O episódio, junto às tentativas de Trump de reverter sua derrota na eleição, é o pano de fundo do processo na Justiça Federal ao qual ele responde agora.

Em preparação para a audiência, um grande esquema de segurança foi montado na capital americana. No entanto, apenas algumas dezenas de manifestantes apareceram, que se dividiam entre apoiadores e opositores do ex-presidente.

Enquanto esperavam Trump chegar, eles disputavam a atenção de jornalistas. Caixas de som, megafones, bandeiras e fantasias foram alguns dos métodos empregados.

Segurando um mastro com uma bandeira em apoio ao republicando e usando um boné com a frase “Make America Great Again”, Daniel de Moura, 32, diz que Trump “defende a população de toda a corrupção”.

Daniel afirma ser brasileiro-americano, e diz que está nos Estados Unidos há cerca de seis anos. Para ele, o empresário teve a eleição roubada, assim como teria ocorrido com o ex-presidente Jair Bolsonaro (PL) no Brasil.

O manifestante se define como um ativista político, e afirma que pessoas que participaram da invasão do Capitólio foram presas sem terem feito nada.

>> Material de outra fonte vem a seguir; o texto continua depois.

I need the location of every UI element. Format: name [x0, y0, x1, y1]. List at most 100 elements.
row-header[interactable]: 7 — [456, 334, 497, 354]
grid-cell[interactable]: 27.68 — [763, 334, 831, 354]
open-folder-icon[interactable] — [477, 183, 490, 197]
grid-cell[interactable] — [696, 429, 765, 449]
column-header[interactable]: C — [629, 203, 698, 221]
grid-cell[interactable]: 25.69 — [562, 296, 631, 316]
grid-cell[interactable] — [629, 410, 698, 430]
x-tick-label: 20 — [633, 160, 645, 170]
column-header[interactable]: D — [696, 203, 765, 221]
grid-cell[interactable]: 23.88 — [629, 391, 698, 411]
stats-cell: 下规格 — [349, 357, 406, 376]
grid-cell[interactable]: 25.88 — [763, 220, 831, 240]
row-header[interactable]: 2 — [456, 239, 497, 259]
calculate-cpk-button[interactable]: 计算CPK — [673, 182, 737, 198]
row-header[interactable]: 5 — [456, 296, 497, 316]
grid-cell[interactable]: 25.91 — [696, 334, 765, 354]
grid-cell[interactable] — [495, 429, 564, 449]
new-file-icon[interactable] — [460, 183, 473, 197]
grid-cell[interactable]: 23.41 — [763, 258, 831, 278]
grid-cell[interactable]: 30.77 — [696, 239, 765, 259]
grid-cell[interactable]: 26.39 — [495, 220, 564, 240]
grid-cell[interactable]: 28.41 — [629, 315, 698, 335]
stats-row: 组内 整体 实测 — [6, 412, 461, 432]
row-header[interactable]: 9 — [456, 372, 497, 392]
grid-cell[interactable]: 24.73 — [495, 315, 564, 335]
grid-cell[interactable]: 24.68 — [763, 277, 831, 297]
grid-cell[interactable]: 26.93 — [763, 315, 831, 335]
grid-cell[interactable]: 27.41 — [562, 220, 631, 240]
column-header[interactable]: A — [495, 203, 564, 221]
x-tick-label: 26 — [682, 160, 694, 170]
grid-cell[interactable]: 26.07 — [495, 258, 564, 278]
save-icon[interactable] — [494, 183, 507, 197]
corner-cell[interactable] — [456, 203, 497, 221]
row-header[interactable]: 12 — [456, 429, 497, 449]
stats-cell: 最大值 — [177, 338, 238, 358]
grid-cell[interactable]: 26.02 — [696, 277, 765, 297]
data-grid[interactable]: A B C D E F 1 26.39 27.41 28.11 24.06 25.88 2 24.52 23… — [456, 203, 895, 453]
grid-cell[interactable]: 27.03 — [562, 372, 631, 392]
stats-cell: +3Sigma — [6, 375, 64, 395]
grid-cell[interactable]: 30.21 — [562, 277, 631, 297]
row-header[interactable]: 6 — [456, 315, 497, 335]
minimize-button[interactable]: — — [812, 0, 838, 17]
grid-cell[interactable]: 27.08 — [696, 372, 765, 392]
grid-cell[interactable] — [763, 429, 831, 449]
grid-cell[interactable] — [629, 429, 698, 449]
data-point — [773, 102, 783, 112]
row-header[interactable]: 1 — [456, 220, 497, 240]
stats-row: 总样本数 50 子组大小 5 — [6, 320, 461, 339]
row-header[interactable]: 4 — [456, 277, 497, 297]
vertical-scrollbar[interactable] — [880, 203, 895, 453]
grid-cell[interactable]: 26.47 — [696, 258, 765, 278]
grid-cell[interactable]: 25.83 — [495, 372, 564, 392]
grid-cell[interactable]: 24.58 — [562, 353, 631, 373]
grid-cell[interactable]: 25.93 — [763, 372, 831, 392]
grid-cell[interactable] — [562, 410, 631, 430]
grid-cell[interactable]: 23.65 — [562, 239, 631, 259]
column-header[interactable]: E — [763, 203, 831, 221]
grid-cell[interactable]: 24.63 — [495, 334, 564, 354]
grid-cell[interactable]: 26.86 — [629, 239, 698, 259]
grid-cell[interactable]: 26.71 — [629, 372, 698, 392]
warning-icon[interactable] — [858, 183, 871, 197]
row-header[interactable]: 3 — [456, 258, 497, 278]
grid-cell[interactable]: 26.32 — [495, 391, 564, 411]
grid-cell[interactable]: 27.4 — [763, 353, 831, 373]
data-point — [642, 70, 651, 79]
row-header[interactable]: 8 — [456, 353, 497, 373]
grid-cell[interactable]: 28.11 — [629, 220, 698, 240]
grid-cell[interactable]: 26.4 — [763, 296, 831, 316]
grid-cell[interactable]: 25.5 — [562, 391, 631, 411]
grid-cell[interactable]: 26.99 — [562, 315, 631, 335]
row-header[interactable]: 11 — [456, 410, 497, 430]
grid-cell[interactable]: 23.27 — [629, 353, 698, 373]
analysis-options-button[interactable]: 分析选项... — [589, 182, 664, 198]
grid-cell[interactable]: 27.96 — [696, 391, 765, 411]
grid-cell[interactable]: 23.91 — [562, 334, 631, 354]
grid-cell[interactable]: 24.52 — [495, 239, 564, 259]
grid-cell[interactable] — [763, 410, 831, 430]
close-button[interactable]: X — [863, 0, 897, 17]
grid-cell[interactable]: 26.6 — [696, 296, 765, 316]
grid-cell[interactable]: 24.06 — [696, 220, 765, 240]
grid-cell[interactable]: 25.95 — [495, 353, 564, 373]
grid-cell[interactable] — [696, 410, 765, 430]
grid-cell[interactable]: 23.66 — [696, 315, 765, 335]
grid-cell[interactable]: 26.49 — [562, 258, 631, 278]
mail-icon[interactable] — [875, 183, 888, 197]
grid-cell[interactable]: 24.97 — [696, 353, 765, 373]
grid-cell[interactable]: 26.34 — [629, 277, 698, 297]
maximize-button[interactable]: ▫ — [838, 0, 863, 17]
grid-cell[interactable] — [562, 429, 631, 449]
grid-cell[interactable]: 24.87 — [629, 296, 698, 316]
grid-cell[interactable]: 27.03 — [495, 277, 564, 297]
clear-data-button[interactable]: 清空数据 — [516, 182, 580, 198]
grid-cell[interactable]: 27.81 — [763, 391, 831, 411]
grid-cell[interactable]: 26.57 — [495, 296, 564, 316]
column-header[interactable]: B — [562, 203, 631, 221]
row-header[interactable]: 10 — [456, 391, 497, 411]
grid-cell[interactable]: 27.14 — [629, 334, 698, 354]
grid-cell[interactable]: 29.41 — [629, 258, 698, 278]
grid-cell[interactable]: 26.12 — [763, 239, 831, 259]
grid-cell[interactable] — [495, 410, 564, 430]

Já Domenic Santana, 61, protestou contra Trump. Apesar de se identificar como republicano, ele afirma que o ex-presidente é um “rato”, um “artista da mentira”, e que os republicanos que ainda o apoiam são “zumbis”. Nas primárias republicanas, ele diz apoiar o ex-governador de Nova Jersey Chris Christie.

O restante dos manifestantes estava concentrado numa mesma área, o que gerou alguns embates verbais. Uma mulher com um megafone fez críticas ao republicano para se sobrepor às falas de trumpistas, e outra levou uma caixa de som, circulando com a placa “turnê de celebração da acusação contra Trump”.

Após a chegada do republicano ao tribunal, manifestantes de cada lado continuaram medindo forças —pacificamente.

Um homem que se apresentava como “negro, republicano e apoiador de Trump” cantava uma música contra Biden com auxílio de uma caixa de som. Ao mesmo tempo, outro homem pulou em frente a ele e começa a balançar uma placa com a frase “prendam o traidor”. Em uma outra esquina, um grupo de pessoas repetia em conjunto “prendam-no, prendam-no”.

Além dos manifestantes, muitos curiosos se aglomeravam no ponto da calçada mais próximo da garagem por onde Trump entrou no prédio. Bloqueios policiais em vários pontos do quarteirão impediam a aproximação do local onde o ex-presidente entrou e saiu do prédio.

Enquanto aguarda a definição de uma data de julgamento nesse caso, Trump já tem que se preocupar com outro, de Nova York, marcado para março do ano que vem. Nenhuma dessas ações pode tirá-lo da corrida pela Casa Branca, mesmo no caso de ele ser condenado, uma vez que a legislação americana não prevê nenhum impedimento para que uma pessoa acusada ou presa dispute um cargo público.

Em sua defesa, o ex-presidente afirma sofrer perseguição política –o Departamento de Justiça, lado acusador nos processos dos documentos sigilosos e do questionamento da eleição, está sob o guarda-chuva do governo Biden. Em resposta à acusação mais recente, seus advogados têm afirmado ainda que o republicano exercia seu direito à liberdade de expressão ao questionar o resultado do pleito e que ele genuinamente acreditava que uma fraude ocorreu —os procuradores dizem que ele sabia estar mentindo.

Em uma longa nota enviada a jornalistas pouco antes da audiência, a campanha de Trump listou diversas situações que supostamente mostrariam o partidarismo de Smith e seu “histórico de processos fracassados”.

Por fim, Trump também afirma que as acusações são uma estratégia para desviar a atenção das investigações contra Hunter Biden, filho de Joe Biden, por possíveis violações de leis relacionadas a impostos e por lavagem de dinheiro em transações comerciais estrangeiras.